Spinal muscular atrophy (SMA) is an inherited neurodegenerative disorder that affects lower motor neurons. Lower motor neurons are nerve cells that control voluntary muscle movements and are involved in walking, speaking, swallowing, and breathing.

There are five types of SMA, 0, 1, 2, 3, and 4. The forms differ in the severity, progression, and age of onset of symptoms.

The most common symptoms in most types of SMA are:

  • Muscle weakness and decreased gross motor skills
  • Impaired mobility
  • Breathing problems
  • Problems swallowing
  • Scoliosis (curvature of the spine)

However, different types of SMA vary in age of onset and severity of the symptoms. They are summarized as:

SMA type 0

SMA type 0, also known as prenatal SMA, is the most severe form of the disease.

It is characterized by reduced fetal movements in utero between 30 and 36 weeks of gestation. At birth, babies are deprived of oxygen caused by respiratory failure. They are also born with joint abnormalities and have problems swallowing.

Infants with SMA type 0 usually die of the disease at 2-6 months old.

SMA type 1

SMA type 1 is also known as infantile-onset SMA or Werdnig-Hoffmann disease. It is the most common form of SMA. The age of onset is around 6 months.

Symptoms include reduced muscle tone and impaired limb movements, fasciculations (spontaneous muscle contractions), loss of tendon reflexes, tremors (involuntary, rhythmic muscle contractions), and problems with swallowing and breathing.

These children usually die of respiratory failure before age 2. Respiratory support can extend survival.

SMA type 2

SMA type 2 is also known as intermediate SMA or chronic infantile SMA. Symptoms usually appear between ages 7-18 months.

Muscle weakness and reduced muscle tone are common symptoms of SMA type 2. Further symptoms include difficulties swallowing, scoliosis, and deformities of the hands, feet, and chest. Many milestones, such as sitting, are delayed. Some children can crawl and stand without bracing, but most are never able to walk.

The severity and prognosis depend mainly on the age of onset. The later the onset, the better the prognosis. Children may die prematurely of the disease, or may live a full and productive life with the right care.

SMA type 3

SMA type 3 is also known as Kugelberg-Welander disease and is a relatively mild form of SMA. The age of onset is 18 months to 17 years, with most cases diagnosed before age 2.

Children with SMA type 3 learn to walk, but frequently fall and have difficulties with balance and walking up and down stairs. Later in life, however, they are able to walk well. Legs are more severely affected than arms, something also seen in other types of SMA.

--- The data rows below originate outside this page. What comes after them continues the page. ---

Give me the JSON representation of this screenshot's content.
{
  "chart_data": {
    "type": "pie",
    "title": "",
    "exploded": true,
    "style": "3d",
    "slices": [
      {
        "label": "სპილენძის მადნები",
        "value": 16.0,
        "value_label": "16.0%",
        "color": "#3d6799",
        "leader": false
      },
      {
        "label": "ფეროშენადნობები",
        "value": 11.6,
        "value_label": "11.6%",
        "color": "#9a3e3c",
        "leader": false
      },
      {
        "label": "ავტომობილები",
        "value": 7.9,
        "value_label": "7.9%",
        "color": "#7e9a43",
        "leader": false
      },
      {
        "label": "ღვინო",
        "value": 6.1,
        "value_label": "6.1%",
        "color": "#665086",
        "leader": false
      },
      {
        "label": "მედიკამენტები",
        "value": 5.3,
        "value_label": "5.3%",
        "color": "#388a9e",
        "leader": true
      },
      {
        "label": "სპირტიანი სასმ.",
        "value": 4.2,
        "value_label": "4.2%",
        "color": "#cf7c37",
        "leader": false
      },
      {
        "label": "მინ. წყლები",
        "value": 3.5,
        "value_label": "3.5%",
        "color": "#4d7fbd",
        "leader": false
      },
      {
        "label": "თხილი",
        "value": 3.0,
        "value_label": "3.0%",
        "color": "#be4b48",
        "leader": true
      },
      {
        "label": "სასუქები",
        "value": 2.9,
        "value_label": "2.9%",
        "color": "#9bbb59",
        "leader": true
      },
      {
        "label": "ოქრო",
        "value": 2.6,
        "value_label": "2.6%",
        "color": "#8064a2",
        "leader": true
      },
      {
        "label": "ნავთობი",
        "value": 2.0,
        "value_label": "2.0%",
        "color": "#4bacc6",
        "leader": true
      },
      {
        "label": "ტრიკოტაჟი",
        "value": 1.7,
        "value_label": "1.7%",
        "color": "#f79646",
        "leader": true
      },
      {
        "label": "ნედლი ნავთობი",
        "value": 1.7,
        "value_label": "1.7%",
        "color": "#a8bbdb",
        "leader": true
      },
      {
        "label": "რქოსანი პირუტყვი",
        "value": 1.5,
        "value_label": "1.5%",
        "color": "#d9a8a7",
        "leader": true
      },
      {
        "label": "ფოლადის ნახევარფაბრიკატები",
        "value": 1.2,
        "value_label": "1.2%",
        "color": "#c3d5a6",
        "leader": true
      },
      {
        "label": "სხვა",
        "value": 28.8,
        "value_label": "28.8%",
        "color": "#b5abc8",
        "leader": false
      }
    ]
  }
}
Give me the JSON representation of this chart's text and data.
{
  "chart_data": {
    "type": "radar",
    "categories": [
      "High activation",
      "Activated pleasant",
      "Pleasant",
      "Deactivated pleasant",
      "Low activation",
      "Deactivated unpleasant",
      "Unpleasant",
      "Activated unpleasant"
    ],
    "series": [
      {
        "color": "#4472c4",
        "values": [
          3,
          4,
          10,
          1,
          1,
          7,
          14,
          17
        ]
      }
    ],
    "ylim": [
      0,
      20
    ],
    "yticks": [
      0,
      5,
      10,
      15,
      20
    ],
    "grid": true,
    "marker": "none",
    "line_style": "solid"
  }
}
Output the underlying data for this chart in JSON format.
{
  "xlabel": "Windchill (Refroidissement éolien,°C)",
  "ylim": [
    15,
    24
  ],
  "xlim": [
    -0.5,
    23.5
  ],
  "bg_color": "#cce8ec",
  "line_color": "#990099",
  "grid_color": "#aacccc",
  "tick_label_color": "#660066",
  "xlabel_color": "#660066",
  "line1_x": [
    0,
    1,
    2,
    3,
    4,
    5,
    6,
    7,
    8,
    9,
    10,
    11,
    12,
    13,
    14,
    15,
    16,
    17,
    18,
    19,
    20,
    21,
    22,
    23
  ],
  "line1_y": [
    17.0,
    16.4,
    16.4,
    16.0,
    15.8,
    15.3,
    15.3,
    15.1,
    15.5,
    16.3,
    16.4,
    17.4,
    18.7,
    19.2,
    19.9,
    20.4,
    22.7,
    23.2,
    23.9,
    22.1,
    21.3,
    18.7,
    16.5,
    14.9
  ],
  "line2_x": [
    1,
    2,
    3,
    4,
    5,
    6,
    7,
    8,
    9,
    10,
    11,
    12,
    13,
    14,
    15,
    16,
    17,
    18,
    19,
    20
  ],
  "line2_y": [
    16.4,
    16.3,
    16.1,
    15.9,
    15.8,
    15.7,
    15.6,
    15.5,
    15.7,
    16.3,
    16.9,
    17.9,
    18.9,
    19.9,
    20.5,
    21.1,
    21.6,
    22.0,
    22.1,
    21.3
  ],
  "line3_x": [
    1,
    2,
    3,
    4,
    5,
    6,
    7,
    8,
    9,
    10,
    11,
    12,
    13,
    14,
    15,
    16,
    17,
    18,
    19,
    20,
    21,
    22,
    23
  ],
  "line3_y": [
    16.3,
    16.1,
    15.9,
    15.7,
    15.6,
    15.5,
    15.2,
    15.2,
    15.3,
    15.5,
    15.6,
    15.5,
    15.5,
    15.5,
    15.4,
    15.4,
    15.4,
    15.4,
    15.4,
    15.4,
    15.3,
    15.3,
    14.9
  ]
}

Respiratory problems occur later in life and swallowing difficulties are less common than in types of SMA with an earlier onset.

Patients with SMA type 3 usually have a normal lifespan.

SMA type 4

SMA type 4 is also called adult-onset SMA because symptoms usually appear in the second or third decade of life.

Patients with SMA type 4 experience mild muscle weakness, scoliosis, tremors, and twitching. Swallowing and breathing are usually not affected, and life expectancy is normal.